Through it all Zimring convincingly argues that the mainstream American imagination contains two great anxieties: an accelerating knowledge that the systems that give us things like Hondas, iPhones, and burgers are environmentally disastrous; and a frantically repressed sense that this catastrophe falls hardest on people of color.
White Americans have never been very good at acknowledging, let alone addressing, these problems. Even a modest recognition of them often results in aggrieved self-pity or resentful violence on the part of many whites: Donald Trump’s presidential candidacy, with its overtly nativist populism, fits a tradition. To make things more complicated, “white” is a protean, historically contingent category. (Jews and Italians, for example, weren’t broadly considered white until the mid-twentieth century.) As neoliberal capitalism poisons the earth, many Americans continue to embrace a narrative where whiteness is a state of hygienic grace, where every side effect of The Market is somebody else’s problem and (goes the fantasy) probably their fault anyway.

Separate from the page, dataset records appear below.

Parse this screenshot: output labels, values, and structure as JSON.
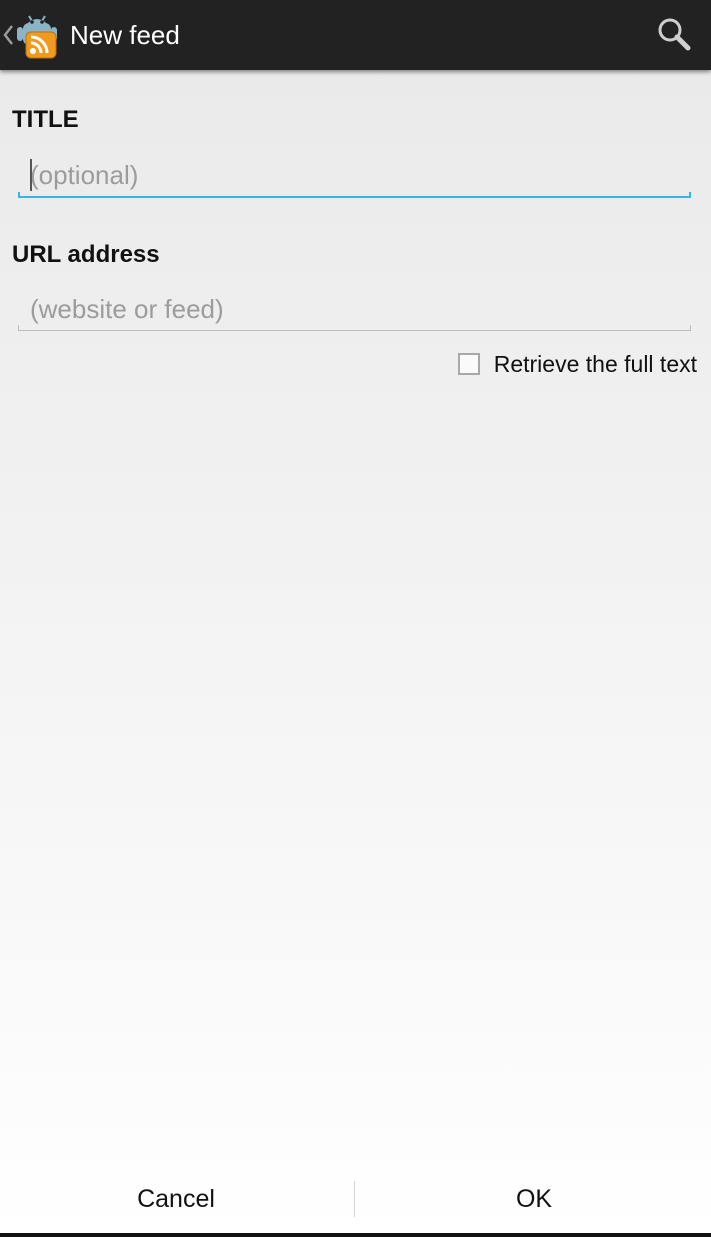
{
  "action_bar": {
    "title": "New feed",
    "up_icon": "chevron-left-icon",
    "app_icon": "android-rss-feed-icon",
    "search_icon": "search-icon",
    "background": "#222222"
  },
  "form": {
    "title_label": "TITLE",
    "title_placeholder": "(optional)",
    "title_value": "",
    "url_label": "URL address",
    "url_placeholder": "(website or feed)",
    "url_value": "",
    "full_text_label": "Retrieve the full text",
    "full_text_checked": false,
    "focus_color": "#33b5e5"
  },
  "buttons": {
    "cancel_label": "Cancel",
    "ok_label": "OK"
  }
}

For a country still dominated by whites—or as James Baldwin would say, those who think they are white—talk of whiteness as anything but the natural default category against which others are measured is rare in the public sphere. That’s a shame, because scholars such as Nell Irvin Painter (The History of White People) and George Lipsitz (The Possessive Investment in Whiteness) have written excellent books that contest this bleached narrative. Clean and White joins them. Sensitive to how physical realities and rhetorical practices intersect, eager to bring ethnic studies and environmental history together, and writing with moral vigor, Zimring does all a historian can to deepen the public discussion of race and environmental peril.